Una
fiesta monstruosa. De esas que te dejan los oídos vacíos de tanta
música y una nebulosa en los ojos. Solo recordaba melenas en espiral
y brazos levantados hacia las luces parpadeantes del techo. También
el suelo lleno de cristal y la mirada perdida de las chicas con las
que bailé. Y una cruz egipcia.
Era
imposible que no hubiese estado entre la vida y la muerte aquella
noche. Los ruidos mecánicos de la música a toda pastilla y las
paredes que vibraban hasta hacer tintinear las copas. Aún sentía el
cosquilleo de la adrenalina recorriéndome el cuerpo. Tenía flashes
de aquel local oscuro que olía a tabaco y sudor.
No
sabía si había besado a aquella rubia platino o a la morena de
piercings. O a ninguna.
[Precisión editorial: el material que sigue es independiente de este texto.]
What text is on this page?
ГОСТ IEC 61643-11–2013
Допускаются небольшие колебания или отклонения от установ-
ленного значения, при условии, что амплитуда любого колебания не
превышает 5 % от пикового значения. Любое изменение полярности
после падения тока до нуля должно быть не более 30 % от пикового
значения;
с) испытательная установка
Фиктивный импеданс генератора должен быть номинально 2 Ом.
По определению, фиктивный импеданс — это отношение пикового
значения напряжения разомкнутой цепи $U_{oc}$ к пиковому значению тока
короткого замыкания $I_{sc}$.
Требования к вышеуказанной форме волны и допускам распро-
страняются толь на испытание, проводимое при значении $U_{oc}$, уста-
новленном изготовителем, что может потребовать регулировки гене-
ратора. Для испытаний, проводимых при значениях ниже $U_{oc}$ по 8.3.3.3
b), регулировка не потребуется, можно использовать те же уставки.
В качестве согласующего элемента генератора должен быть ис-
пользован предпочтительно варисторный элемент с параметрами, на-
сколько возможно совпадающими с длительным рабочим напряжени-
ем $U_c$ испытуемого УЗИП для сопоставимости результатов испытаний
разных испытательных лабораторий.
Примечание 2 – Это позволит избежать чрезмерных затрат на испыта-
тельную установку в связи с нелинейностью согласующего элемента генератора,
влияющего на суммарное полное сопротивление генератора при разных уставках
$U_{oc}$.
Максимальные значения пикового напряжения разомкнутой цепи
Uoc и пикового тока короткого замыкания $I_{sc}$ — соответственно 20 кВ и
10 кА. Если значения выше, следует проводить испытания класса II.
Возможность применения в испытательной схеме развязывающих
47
Quizá la huella de carmín en sus labios
fuera por alguna de esas tonterías que se hacen para llamar la
atención.
Levanté
la cabeza para ver pasar a la carcajada vestida de corto y a su amiga
de plataformas gruesas. Las luces de la mañana nos desperezaba, o si
acaso nos adormilaban más. Revelaban nuestras caras sucias y los ojos
hinchados. Me apoyé en las escaleras donde había echado una
cabezada e inicié a trompicones la vuelta a casa.
A
la bella, que había bailado hasta cansarse en lo alto del escenario,
llevándose consigo las miradas de todo el local, le había
abandonado toda la magia de la noche y me entraron ganas de reír. No
sé si lo hice o no, pero mi felicidad se acabó estrellando cuando
la vi pasar. Esbelta y perfecta. La cruz egipcia en la muñeca de una
joven que conocía.
Se
detuvo delante de mí y pasó mi brazo sobre sus hombros.
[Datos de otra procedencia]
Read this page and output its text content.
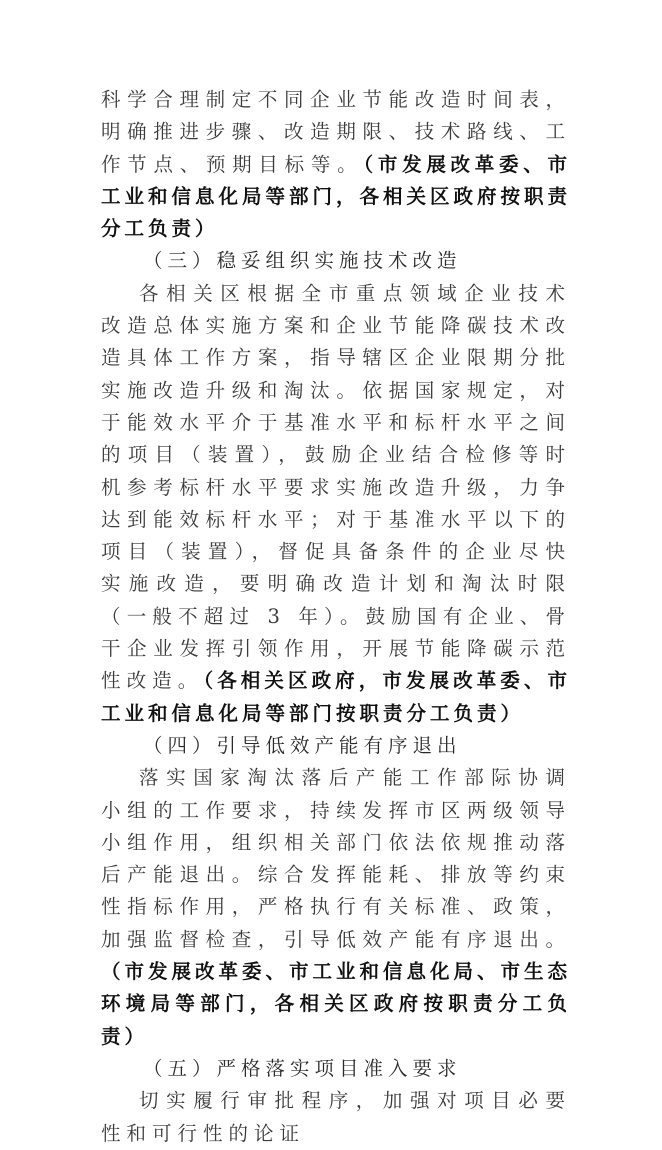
科学合理制定不同企业节能改造时间表，明确推进步骤、改造期限、技术路线、工作节点、预期目标等。（市发展改革委、市工业和信息化局等部门，各相关区政府按职责分工负责）

（三）稳妥组织实施技术改造

各相关区根据全市重点领域企业技术改造总体实施方案和企业节能降碳技术改造具体工作方案，指导辖区企业限期分批实施改造升级和淘汰。依据国家规定，对于能效水平介于基准水平和标杆水平之间的项目（装置），鼓励企业结合检修等时机参考标杆水平要求实施改造升级，力争达到能效标杆水平；对于基准水平以下的项目（装置），督促具备条件的企业尽快实施改造，要明确改造计划和淘汰时限（一般不超过 3 年）。鼓励国有企业、骨干企业发挥引领作用，开展节能降碳示范性改造。（各相关区政府，市发展改革委、市工业和信息化局等部门按职责分工负责）

（四）引导低效产能有序退出

落实国家淘汰落后产能工作部际协调小组的工作要求，持续发挥市区两级领导小组作用，组织相关部门依法依规推动落后产能退出。综合发挥能耗、排放等约束性指标作用，严格执行有关标准、政策，加强监督检查，引导低效产能有序退出。（市发展改革委、市工业和信息化局、市生态环境局等部门，各相关区政府按职责分工负责）

（五）严格落实项目准入要求

切实履行审批程序，加强对项目必要性和可行性的论证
Si no fuera porque apenas podía caminar, no habría dejado que su
cuerpo delgado hubiese arrastrado el mío hasta el portal de mi casa.
‒Espero
que lo hayas pasado bien ‒me dijo, apretando el porterillo y
dándose la vuelta‒. Yo sí lo he hecho.
No le contesté, porque me había pillado con la guardia baja. Tampoco se me ocurrían más que palabras huérfanas y dudo que mi lengua hubiera logrado articularlas.